ROBERTO FERDMAN: Everybody eats the Cavendish in the United States.
IRA FLATOW: It’s a monoculture, basically.
ROBERTO FERDMAN: When you say banana, you say Cavendish in the United States. Just that’s not very becoming.
But it represents 99% of the export market. And the reason why it was used in the aftermath of the near extinction of the Gros Michel is because it was resistant to the Panama disease. However, a new strain of the Panama disease appeared about 50 years ago in Southeast Asia. And recently, over the past few years, it has begun to spread to East Asia, to Australia, to Africa, to the Middle East. And agricultural scientists are now essentially sure that it is going to eventually make its way to Latin America where the Cavendish is grown. And the Cavendish is not resistant to the new strain.

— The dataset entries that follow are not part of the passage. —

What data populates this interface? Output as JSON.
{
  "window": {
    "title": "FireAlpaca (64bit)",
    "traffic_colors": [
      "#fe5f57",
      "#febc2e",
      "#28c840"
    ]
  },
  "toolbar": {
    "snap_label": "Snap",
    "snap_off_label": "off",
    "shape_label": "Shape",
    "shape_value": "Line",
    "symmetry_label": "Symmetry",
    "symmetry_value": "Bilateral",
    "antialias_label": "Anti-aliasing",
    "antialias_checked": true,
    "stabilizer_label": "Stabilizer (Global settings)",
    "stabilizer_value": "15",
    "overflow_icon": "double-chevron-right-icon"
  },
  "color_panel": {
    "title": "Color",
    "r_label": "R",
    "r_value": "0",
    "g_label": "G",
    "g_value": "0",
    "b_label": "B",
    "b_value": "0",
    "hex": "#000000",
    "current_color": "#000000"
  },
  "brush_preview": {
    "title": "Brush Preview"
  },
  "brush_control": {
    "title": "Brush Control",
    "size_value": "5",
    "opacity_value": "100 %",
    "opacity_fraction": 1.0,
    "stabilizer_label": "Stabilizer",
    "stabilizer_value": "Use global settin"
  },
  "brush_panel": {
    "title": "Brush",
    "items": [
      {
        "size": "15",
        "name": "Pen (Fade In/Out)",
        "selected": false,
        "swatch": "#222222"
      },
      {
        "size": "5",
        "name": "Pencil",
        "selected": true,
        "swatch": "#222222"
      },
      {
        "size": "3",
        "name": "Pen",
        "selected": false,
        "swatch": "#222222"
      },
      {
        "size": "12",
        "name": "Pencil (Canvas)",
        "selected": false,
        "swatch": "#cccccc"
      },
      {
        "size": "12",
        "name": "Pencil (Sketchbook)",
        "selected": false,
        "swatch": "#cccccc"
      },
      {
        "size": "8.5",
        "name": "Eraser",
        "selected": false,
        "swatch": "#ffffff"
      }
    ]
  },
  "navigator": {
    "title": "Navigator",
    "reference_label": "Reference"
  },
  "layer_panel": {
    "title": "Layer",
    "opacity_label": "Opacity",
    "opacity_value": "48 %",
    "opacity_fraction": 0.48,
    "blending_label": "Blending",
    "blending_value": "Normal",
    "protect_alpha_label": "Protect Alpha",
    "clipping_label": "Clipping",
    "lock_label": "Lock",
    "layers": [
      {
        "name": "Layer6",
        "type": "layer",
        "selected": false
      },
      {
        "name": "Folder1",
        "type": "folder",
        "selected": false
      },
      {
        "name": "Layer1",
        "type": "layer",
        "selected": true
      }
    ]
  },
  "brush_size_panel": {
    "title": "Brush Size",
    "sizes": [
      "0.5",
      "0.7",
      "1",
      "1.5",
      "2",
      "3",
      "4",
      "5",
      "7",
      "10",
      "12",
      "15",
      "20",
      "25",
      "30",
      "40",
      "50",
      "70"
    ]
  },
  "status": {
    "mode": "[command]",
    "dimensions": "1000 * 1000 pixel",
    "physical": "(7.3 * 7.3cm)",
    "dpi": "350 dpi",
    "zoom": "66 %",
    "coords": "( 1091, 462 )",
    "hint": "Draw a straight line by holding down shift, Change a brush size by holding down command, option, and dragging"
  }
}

IRA FLATOW: Wow. So how could there be any good news about this?
ROBERTO FERDMAN: So the good news is that it took about 70 years or so for the Gros Michel to go nearly extinct, for us to stop being able to export the Gros Michel and for commercial banana producers to produce it. So you don’t have to start hoarding your Cavendish bananas right this minute. Because when it makes its way to Latin America, It will be a matter of decades before we’ll have to switch bananas or we’ll have to eat fewer bananas– or almost no bananas here in the United States. So the good news is that it’s not going to happen very quickly. And that gives us a window, that gives scientists certainly a window, to either try to find another banana that is resistant to this strain and fit for commercial production or to engineer a banana that fulfills both of those qualities which are necessary of a commercial banana.
IRA FLATOW: That sounds like the more– I’m not going to say reasonable, but the more expected in the age of genetic engineering, is that they might try to engineer a banana that’s resistant or find some way to fight it through some sort of a biological means.
ROBERTO FERDMAN: I mean that would certainly be the upside to this, which we’ve pointed to. Because when the Gros Michel was at risk, we had this banana, the Cavendish, that we knew of that was resistant to the strain. Right now we don’t. So it’s possible that genetic engineering, which people are pretty averse to, certainly here in the United States in certain parts, could be what allows us to continue eating bananas.
IRA FLATOW: Would they eat a GMO banana? That’s what you’re asking.
ROBERTO FERDMAN: Well it’s GMO banana or no banana. So if you like bananas, you might have no choice.
IRA FLATOW: And there you have it. Yes, we have some bananas, but not for so long. Thank you, Roberto.
ROBERTO FERDMAN: Thanks for having me.
IRA FLATOW: Roberto Ferdman, a reporter covering food culture and economics for the Washington Post in New York.